5 Kabupaten Muaro Jambi pada Tahun Anggaran 2004-2006 secara umum menggambarkan kinerja yang kurang baik, hal ini dapat ditunjukkan dengan dengan rasio efisiensi rendah, rasio efektivitas tinggi, dan rasio pertumbuhan selalu meningkat. Pada rasio aktivitas menghasilkan persentase yang rendah karena alokasi dana APBD untuk pembangunan relatif kecil dibandingkan dengan anggaran operasional, untuk rasio kemandirian yang dihasilkan juga rendah dengan tingkat ketergantungan tehadap pihak eksternal tinggi. Perbedaan dengan penelitian Ekawarna et al (2009) bahwa penelitian sekarang mengambil lokasi di Kabupaten Sukoharjo, tahun anggaran 2009-2011 dan alat analisis yang digunakan menambah satu rasio yaitu rasio derajat desentralisasi. B. Perumusan Masalah Pokok permasalahan dalam penelitian ini adalah bagaimanakah kinerja keuangan Kabupatan Sukoharjo dilihat dari rasio pada APBD tahun 2009-2011? C. Tujuan Penelitian Berdasarkan latar belakang diatas, maka tujuan dari penelitian ini adalah untuk mengetahui kinerja keuangan Kabupaten Sukoharjo dengan menggunakan analisis rasio keuangan pada APBD tahun 2009-2011.

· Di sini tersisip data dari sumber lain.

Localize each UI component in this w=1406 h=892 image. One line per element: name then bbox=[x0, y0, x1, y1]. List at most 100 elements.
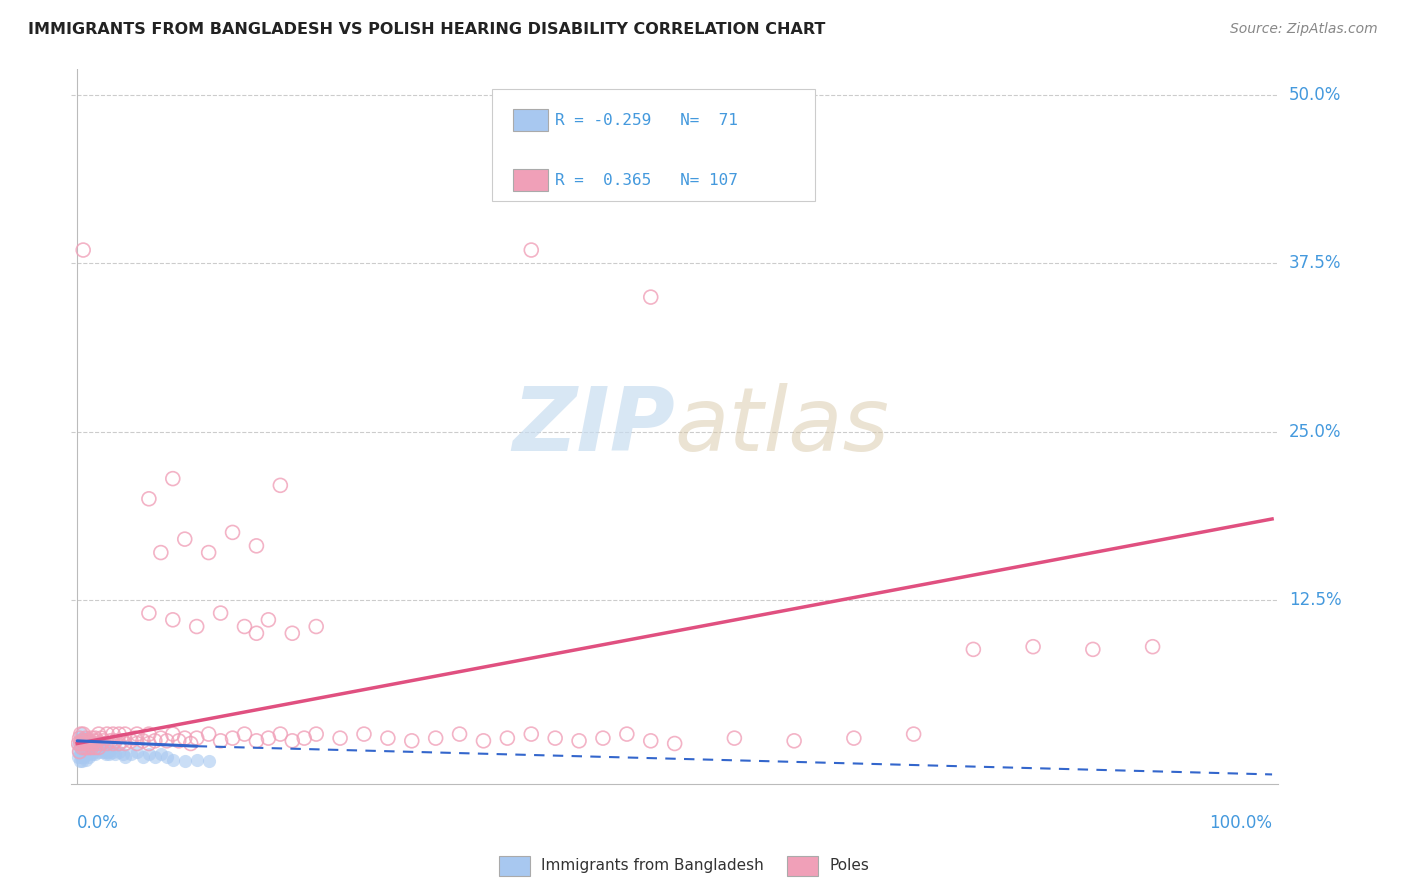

6 D. Manfaat Penelitian Adapun manfaat yang diperoleh dalam penelitian ini adalah: 1. Bagi Pemerintah Daerah Diharapkan dari adanya penelitian ini dapat digunakan sebagai bahan acuan dan masukan bagi pemerintah daerah untuk meningkatkan kinerja keuangan Kabupaten Sukoharjo. Selain itu diharapkan dapat menjadi bahan informasi dalam pengelolaan keuangan daerah selanjutnya. 2. Bagi Pihak Lain Diharapkan dari penelitian ini dapat digunakan sebagai bahan informasi tentang kinerja keuangan dan bahan pengembangan bagi penelitian yang sejenis. E. Sistematika Penulisan BAB I adalah pendahuluan. Bab ini menguraikan tentang latar belakang masalah, rumusan masalah, tujuan penelitian, manfaat penelitian, dan sistematika penulisan. BAB II merupakan tinjauan pustaka. Bab ini memuat teori-teori yang relevan meliputi otonomi daerah, pengukuran kinerja, tinjauan keuangan daerah, Anggaran Pendapatan dan Belanja Daerah (APBD), analisis rasio keuangan, dan penelitian terdahulu. BAB III merupakan metode penelitian. Bab ini menjelaskan tentang jenis penelitian, data dan sumber data, metode pengumpulan data, dan metode analisis data yang digunakan.

7 BAB IV merupakan analisis data dan pembahasan. Bab ini berisi pembahasan hasil yang diperoleh dari analisis rasio yang telah dilakukan dan gambaran umum kabupaten Sukoharjo. BAB V merupakan penutup. Bab ini berisi tentang kesimpulan dari pembahasan skripsi, keterbatasan dan saran-saran untuk penelitian selanjutnya.